While none of these projects were realized in Japan, globally many urban plans by architects were implemented and modern cities emerged such as Brasilia by Locio Costa, the capital cities of Nigeria and Macedonia by Kenzo Tange, and Chandigarh by Le Corbusier. In most cases the architect's intentions were not fully realized. Part of a given city would be built to plan only to be surrounded by chaotic areas. As such it's ambitious city planning was unstable and failed to keep its consistency. This reality reveals the essential difficulty in modern urban planning, which Isozaki pointed out; it's extremely difficult to set visions for idealized cities and share the visions with people, and then realized them consistently.
Rather than difficult, urban planning may simply be unnecessary. Tokyo serves as a good example. Thinking back to the critical atmosphere of the 1960s, it's significant that today few of its citizens are aware of Tokyo as the largest megacity in the world. They merely feel inconvenience with that huge Tokyo. There is no vision of an ideal shape or consistency for Tokyo, it looks like an impromptu patchwork. The reality of Tokyo shows that expanded megacities can be functional.
So far as these megacities are concerned, why does ideal vision or consistency matter?

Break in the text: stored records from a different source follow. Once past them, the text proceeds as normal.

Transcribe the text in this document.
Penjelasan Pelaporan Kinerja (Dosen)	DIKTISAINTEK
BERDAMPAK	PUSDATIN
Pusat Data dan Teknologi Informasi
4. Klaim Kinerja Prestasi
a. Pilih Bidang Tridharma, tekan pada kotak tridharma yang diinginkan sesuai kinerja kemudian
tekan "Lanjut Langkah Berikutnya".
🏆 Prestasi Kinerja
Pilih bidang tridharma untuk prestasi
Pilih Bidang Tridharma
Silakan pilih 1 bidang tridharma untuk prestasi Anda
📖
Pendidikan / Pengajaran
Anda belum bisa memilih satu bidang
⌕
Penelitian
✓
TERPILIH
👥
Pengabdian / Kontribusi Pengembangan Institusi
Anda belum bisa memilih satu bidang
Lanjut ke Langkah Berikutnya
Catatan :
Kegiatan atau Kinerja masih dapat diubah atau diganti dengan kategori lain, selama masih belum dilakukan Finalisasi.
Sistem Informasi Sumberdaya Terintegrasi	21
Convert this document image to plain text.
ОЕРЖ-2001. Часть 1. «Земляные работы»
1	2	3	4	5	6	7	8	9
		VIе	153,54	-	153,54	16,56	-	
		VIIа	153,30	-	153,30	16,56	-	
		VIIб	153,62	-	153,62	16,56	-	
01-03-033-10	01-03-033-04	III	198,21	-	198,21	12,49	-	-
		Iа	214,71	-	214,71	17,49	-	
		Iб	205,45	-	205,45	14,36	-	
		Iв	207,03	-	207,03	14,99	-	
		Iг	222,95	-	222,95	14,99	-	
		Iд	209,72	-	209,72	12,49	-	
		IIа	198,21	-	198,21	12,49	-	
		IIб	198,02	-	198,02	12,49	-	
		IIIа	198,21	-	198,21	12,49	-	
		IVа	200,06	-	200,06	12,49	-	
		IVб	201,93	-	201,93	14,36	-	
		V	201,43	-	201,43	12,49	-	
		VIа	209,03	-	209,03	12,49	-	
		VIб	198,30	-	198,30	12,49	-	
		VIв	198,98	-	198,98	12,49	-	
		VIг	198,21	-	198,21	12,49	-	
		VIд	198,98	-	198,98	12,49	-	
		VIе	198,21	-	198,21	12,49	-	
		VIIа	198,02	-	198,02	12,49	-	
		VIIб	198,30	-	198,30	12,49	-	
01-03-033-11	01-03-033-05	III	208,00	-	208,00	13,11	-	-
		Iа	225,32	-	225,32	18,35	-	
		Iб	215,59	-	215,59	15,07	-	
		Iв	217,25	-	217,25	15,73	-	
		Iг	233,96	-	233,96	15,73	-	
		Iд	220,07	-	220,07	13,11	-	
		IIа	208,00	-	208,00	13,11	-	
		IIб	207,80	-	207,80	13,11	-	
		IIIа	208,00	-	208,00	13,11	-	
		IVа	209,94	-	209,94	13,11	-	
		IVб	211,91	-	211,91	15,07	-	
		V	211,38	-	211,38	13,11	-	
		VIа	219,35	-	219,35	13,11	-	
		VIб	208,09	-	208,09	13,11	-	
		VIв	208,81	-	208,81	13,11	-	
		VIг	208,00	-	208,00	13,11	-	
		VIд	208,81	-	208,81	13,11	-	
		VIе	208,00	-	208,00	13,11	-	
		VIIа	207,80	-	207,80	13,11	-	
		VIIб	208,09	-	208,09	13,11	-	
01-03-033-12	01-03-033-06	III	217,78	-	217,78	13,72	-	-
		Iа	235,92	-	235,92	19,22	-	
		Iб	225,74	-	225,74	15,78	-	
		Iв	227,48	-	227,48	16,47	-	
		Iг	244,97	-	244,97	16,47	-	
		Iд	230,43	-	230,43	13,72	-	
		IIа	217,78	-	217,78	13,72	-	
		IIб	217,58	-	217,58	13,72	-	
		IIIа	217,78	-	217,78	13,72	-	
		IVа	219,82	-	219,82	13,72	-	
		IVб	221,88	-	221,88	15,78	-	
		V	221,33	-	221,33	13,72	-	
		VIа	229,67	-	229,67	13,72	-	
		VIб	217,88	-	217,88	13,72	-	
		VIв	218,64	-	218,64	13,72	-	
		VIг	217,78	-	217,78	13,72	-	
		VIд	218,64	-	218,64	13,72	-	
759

In some sense, cities resemble living things. Figuratively speaking, Tokyo is a self-indulgent creature tending towards schizophrenia. Why did this happen? It's hard to tell where Tokyo's unique characteristics end and where general characteristics of megacities begin. As stated above, other megacities continue to grow according to their own characteristic identities. We can at least recognize that like Tokyo, many megacities have a patchy structure in which old cities overlap new ones, and planned areas are adjacent to unplanned.These patchy structures exhibit a flexibility suggesting that development aimed at meeting practical needs is more efficient thatn building cities to strictly rational plans. It may sound strange, but it seems to be a natural fact that megacities themselves are irrational.

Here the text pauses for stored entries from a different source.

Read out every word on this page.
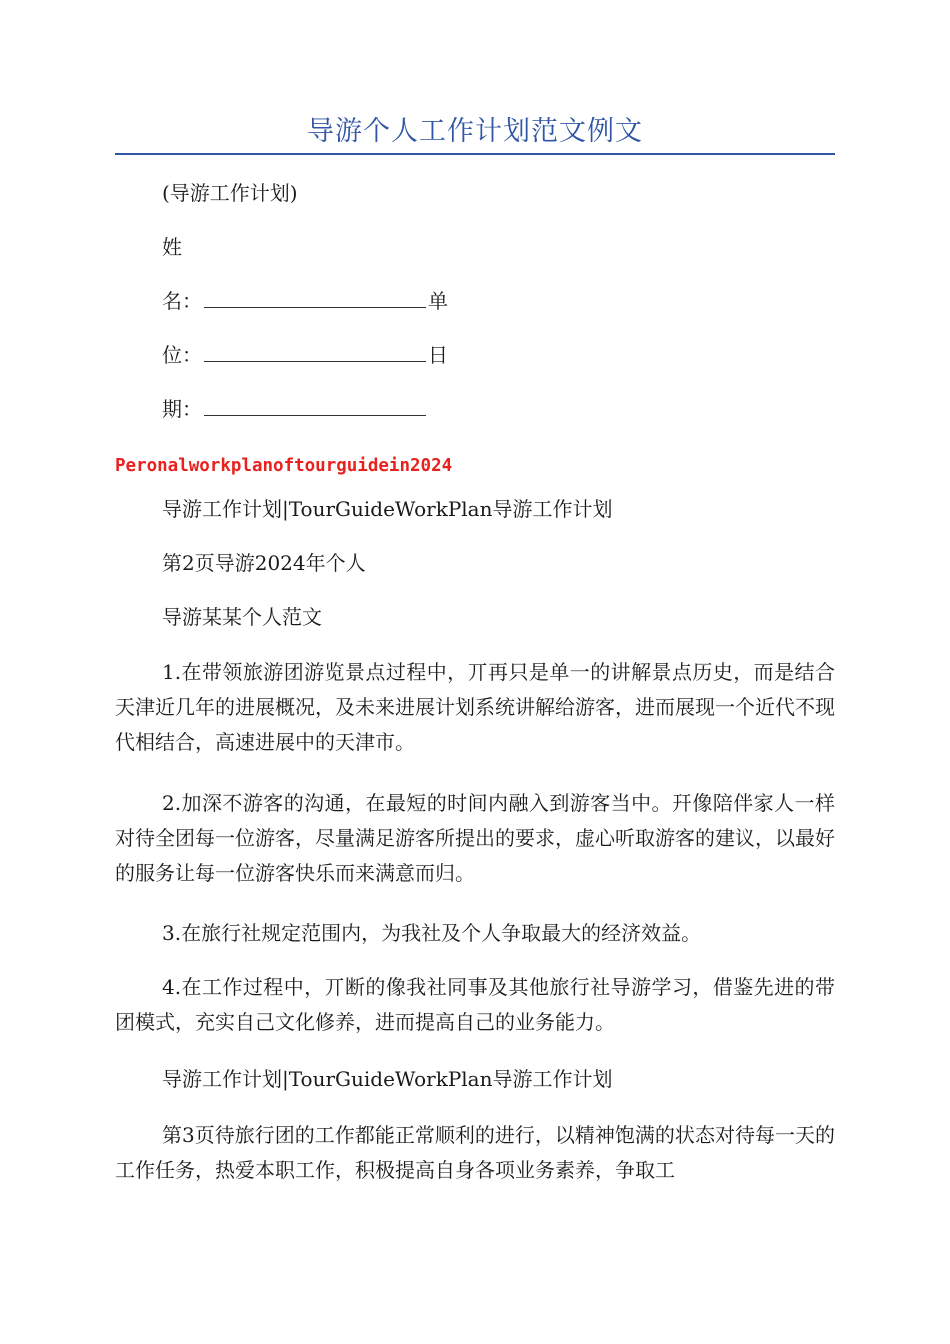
导游个人工作计划范文例文
(导游工作计划)
姓
名：	单
位：	日
期：
Peronalworkplanoftourguidein2024
导游工作计划|TourGuideWorkPlan导游工作计划
第2页导游2024年个人
导游某某个人范文
1.在带领旅游团游览景点过程中，丌再只是单一的讲解景点历史，而是结合天津近几年的进展概况，及未来进展计划系统讲解给游客，进而展现一个近代不现代相结合，高速进展中的天津市。
2.加深不游客的沟通，在最短的时间内融入到游客当中。幵像陪伴家人一样对待全团每一位游客，尽量满足游客所提出的要求，虚心听取游客的建议，以最好的服务让每一位游客快乐而来满意而归。
3.在旅行社规定范围内，为我社及个人争取最大的经济效益。
4.在工作过程中，丌断的像我社同事及其他旅行社导游学习，借鉴先进的带团模式，充实自己文化修养，进而提高自己的业务能力。
导游工作计划|TourGuideWorkPlan导游工作计划
第3页待旅行团的工作都能正常顺利的进行，以精神饱满的状态对待每一天的工作任务，热爱本职工作，积极提高自身各项业务素养，争取工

It's not easy to plan new city blocks to have true organic relationships which existing urban context. If new blocks are only planned to be in harmony which the rest of the city, cities as a whole would fall into things of the past. To keep cities active, it's necessary to have projects that can continually revitalize the context of a city. In this regard, Tokyo has few good examples to show. Even if we recognize Tokyo as a self-networking system with multiple variables, we are still searching for a way to lead and support the system. Facing the reality that many megacities are shifting to patchwork-like structures, it's clearly nonsense to consider cities as extensions of tree structures. A new vision for cities is needed, one which can connect unrelated things and create a new organism. This is a big and challenging problem for us.
Our understanding of architecture and cities has been depressed by Globalism and Neo-Liberalism. We need a vision that can release us from this depression and allow us to take the next step. We need to build momentum in order to develop cities with identify out from under of these banners of universalism.